I am, ladies, your friend and well-wisher,
E. V. Wilson, 1st Lieut., Co. H, 39th Reg't Wisc. Vol's


Jennifer Wilke said...

Thanks very much for your interest and review of the Lybarger letters book. Your addition of warnings against soldier correspondence was great, and a valuable addition to the topic.

The acceptance of this collection for publication by David Sanders at Swallow Press was my late Aunt Nancy Lybarger Rhoades' wonderful 90th birthday present! She was co-editor, and transcribed all the letters originally.

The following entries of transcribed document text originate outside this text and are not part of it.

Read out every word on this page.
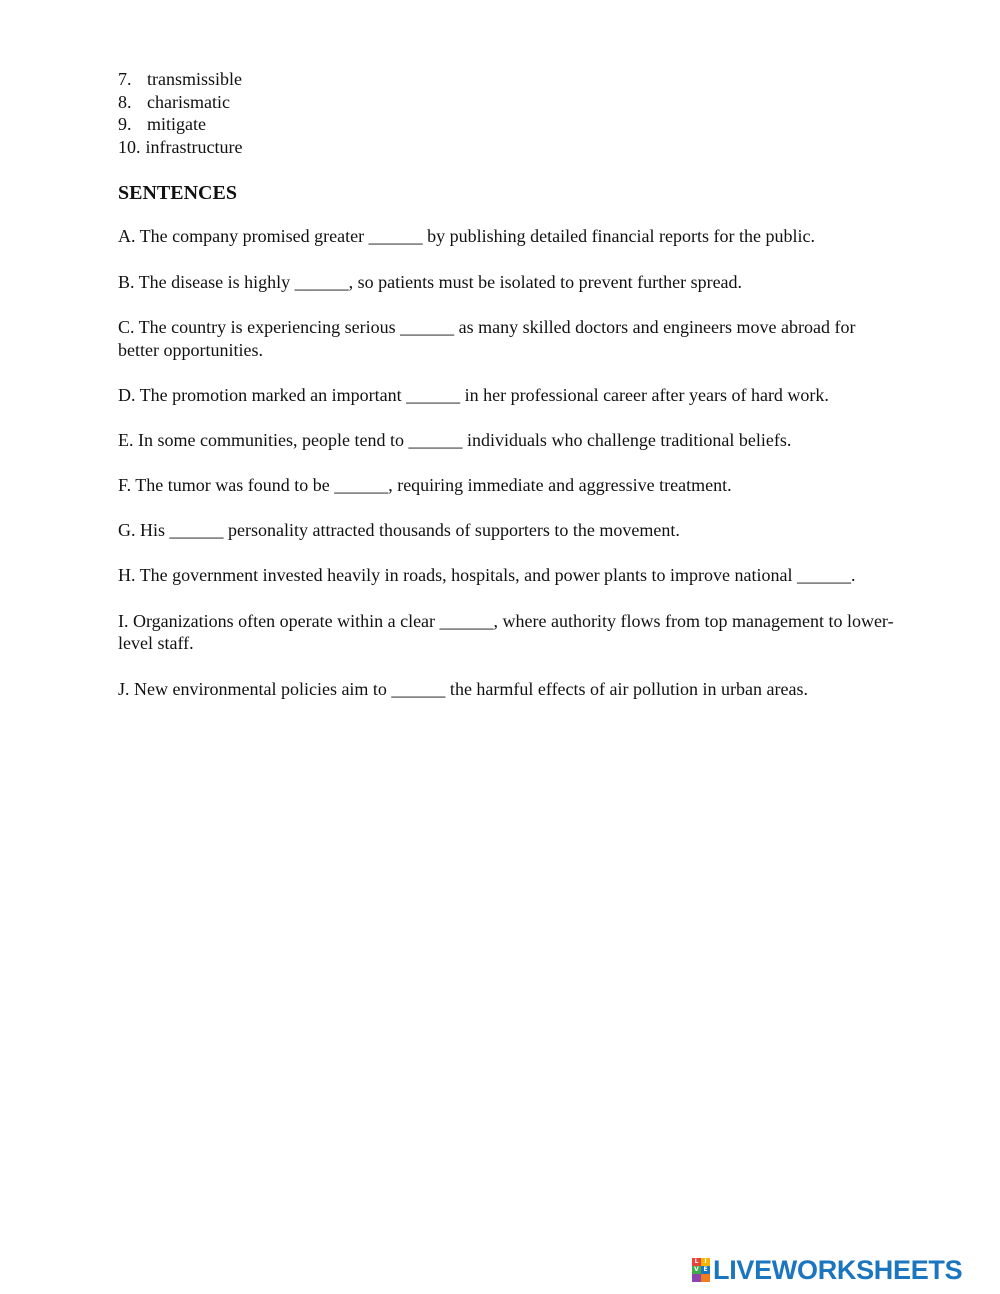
7. transmissible
8. charismatic
9. mitigate
10. infrastructure
SENTENCES

A. The company promised greater ______ by publishing detailed financial reports for the public.

B. The disease is highly ______, so patients must be isolated to prevent further spread.

C. The country is experiencing serious ______ as many skilled doctors and engineers move abroad for better opportunities.

D. The promotion marked an important ______ in her professional career after years of hard work.

E. In some communities, people tend to ______ individuals who challenge traditional beliefs.

F. The tumor was found to be ______, requiring immediate and aggressive treatment.

G. His ______ personality attracted thousands of supporters to the movement.

H. The government invested heavily in roads, hospitals, and power plants to improve national ______.

I. Organizations often operate within a clear ______, where authority flows from top management to lower-level staff.

J. New environmental policies aim to ______ the harmful effects of air pollution in urban areas.

L I
V E LIVEWORKSHEETS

My great-grandfather Edwin advertised for correspondents using the name Frank Wharton, and Lou Riggen answered under the name Fannie Jerome. They were interested enough by the first few letters to continue writing and confess their true identities. Lou's letter of Sept. 29, 1864 is one of my favorites, when she expresses herself frankly and humorously about "women's work."
I also have the impression that Edwin did not continue corresponding with several young ladies as soon as they revealed that their looks were plain and their interests modest. Although they mention visiting after the war, Edwin and Lou never met. He seems to have told her he was married to Sophronia Rogers only after he'd taken the hazard.

Thanks again, Jim. A great blog.

historywriter said...

Thanks for the wonderful post on the letter writing war effort of ladies during this time.

We have enjoyed hearing the story of Edwin in our writers critique group and Jennifer's Aunt Nancy's dream to have the letters published. What treasures there are in families and the foresight to take care of them over the centuries.